June 29, 2014

Two attempts to model the World Cup knockout rounds

With the World Cup knockout rounds underway, it’s time for me to give an analysis of which team I think will hoist the Cup at Maracanã on July 13.

Since I don’t know that much about soccer, beyond what I hear from my fútbol-loving friends and from the commentary on these matches, I decided to turn to one thing I do a bit about: data. Particularly that from the group rounds, since that gives us the most-recent information from the teams’ on-field play.

Obviously, we could analyze the key particulars — wins, losses, draws, goals — and those would give us some moderately reasonable ideas of who might be coming in with a head of steam. But there’s a difference between Brazil’s 4-1 trouncing of hapless Cameroon (which finished with zero points) and France’s 5-2 blowout against Switzerland (which qualified as the group’s second seed).

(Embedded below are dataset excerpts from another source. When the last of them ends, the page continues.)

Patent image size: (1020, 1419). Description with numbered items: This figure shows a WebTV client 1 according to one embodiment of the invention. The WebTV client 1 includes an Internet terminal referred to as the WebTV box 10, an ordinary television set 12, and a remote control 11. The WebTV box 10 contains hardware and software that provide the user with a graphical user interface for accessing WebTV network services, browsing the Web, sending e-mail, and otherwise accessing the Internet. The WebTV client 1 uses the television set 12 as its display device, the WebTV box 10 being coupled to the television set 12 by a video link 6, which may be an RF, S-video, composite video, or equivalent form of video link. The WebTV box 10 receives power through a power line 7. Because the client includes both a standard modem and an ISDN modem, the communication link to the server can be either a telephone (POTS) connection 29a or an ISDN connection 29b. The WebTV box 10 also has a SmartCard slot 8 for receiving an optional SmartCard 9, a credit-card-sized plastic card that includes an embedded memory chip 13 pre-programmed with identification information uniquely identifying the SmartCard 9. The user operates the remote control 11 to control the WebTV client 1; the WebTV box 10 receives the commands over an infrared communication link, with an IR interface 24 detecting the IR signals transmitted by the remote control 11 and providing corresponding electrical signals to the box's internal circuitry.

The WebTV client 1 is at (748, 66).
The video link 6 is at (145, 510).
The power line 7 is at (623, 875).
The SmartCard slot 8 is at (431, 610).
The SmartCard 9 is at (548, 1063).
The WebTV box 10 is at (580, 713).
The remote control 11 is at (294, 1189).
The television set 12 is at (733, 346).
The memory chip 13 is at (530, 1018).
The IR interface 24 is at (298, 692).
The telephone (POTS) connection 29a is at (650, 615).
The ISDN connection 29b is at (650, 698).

To account for that, I created two comparators.

The synthetic criteria

Weighted Points is the number of points awarded for each result (3 for a win, 1 for a draw) multiplied by the respective opponent’s final point-total.

Weighted Goal Differential is the goal differential for a given game multiplied by the respective opponent’s final point-total.

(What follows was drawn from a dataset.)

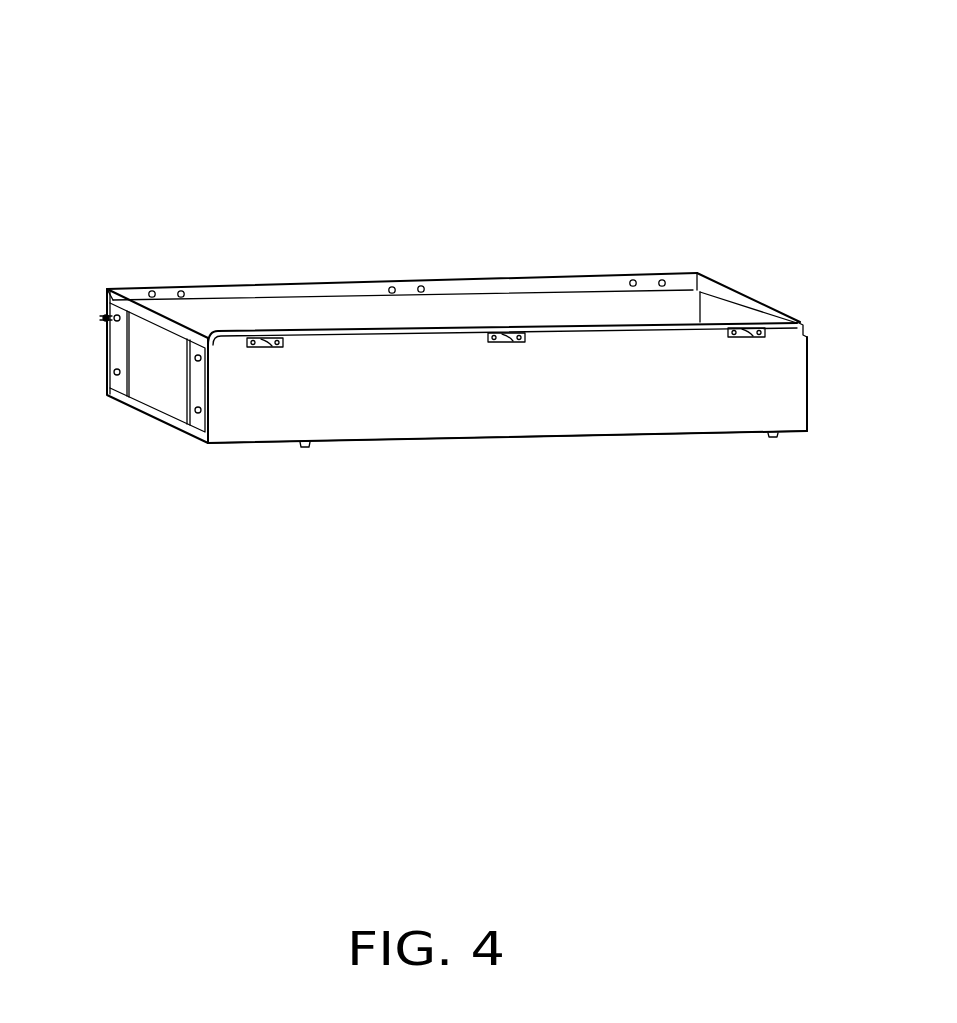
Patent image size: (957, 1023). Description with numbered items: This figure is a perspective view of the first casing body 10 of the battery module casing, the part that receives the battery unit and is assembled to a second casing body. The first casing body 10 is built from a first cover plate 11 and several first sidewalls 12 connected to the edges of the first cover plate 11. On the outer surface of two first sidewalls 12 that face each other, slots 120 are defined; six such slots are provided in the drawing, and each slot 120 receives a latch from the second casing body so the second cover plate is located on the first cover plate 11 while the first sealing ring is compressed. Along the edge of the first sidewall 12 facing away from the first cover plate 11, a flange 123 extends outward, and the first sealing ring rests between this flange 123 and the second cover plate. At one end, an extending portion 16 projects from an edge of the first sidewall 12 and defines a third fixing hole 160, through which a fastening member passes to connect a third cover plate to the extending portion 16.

Since Switzerland finished with 6 points in its group — it beat both Ecuador and Honduras — France would receive 18 Weighted Points (3 points for win x 6 Swiss points) and a Weighted Goal Differential of 18 (+3 GD x 6 Swiss points).

In that same game, Switzerland would receive 0 Weighted Points and would get a Weighted Goal Differential of -21 (-3 GD x 7 French points).

The data

Here is a table with each qualifier’s stats.

Team Pts GD GF WPts WGD
Brazil 7 5 7 16 6
Chile 6 2 5 9 -12
Colombia 9 7 9 24 18
Uruguay 6 0 4 12 -10
France 7 6 8 22 18
Nigeria 4 0 3 10 -6
Germany 7 5 7 25 20
Algeria 4 1 6 5 -7
Netherlands 9 7 10 27 24
Mexico 7 3 4 16 6
Costa Rica 7 3 4 28 15
Greece 4 -2 2 10 -24
Argentina 9 3 6 24 8
Switzerland 6 1 7 12 -17
Belgium 9 3 4 21 7
USA 4 0 4 7 -6

Now, for the methods for comparison. I went with two.

Five criteria

I used the first three determinants of standing in the group round (points, goal differential, goals for) and added my two weighted criteria. Whichever competitor “won” more match-ups would advance.

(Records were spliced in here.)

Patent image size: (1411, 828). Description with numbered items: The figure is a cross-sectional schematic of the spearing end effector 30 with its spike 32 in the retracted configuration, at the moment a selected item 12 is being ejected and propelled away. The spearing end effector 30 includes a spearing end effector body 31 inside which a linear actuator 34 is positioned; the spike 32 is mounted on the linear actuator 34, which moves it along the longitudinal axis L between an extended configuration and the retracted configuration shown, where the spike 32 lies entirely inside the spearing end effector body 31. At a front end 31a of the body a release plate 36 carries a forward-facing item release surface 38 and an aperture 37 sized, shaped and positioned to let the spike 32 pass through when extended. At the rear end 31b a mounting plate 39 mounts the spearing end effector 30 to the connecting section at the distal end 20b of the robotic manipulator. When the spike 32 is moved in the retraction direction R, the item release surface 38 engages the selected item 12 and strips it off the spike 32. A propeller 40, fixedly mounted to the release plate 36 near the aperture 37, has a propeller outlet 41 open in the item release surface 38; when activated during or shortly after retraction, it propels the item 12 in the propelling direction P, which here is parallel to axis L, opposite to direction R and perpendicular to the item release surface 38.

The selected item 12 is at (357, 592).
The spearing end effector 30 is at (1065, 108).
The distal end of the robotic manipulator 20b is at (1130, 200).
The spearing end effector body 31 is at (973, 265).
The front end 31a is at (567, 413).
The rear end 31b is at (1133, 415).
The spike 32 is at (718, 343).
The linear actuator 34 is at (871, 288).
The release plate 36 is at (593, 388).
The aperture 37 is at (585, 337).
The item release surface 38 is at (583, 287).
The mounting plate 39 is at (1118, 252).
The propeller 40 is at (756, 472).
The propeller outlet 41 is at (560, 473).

I had one tie, between France and Germany in the quarterfinals. I gave the win to Germany based on its better weighted performance.

2014 World Cup prediction using 5 criteria

Weighted criteria only

Because I created the “weighted” scores to attempt to capture strength of schedule, I felt going with those alone would be a good test of their worth.

I had two ties. I gave Costa Rica the edge over the Netherlands because CRC amassed fewer points in the opening round (and thus had less of a chance to rack up bigger weighted scores).

In the finals, I went with Germany over Costa Rica because they had better GD and GF data (they were square on points).

2014 World Cup prediction using weighted criteria


Both models are subject to a very limited data set: just three games for each team. As such, they are not very reliable as a proxy for long-term success — particularly in a single game of soccer.

The weighted criteria, paired with the small set, give an edge to the first-place teams in each group. Both models have all of the group winners advancing over the second-place teams.

Colombia over Brazil in both. We saw Chile take Brazil to penalties (and almost won late in extra time). Maybe?

I like the looks of the first model. The second model (weighted only) is more questionable — Costa Rica in the finals? Seems a bit farfetched from what I understand. But then again, as we’ve seen in this Cup, anything is possible.

What do you think?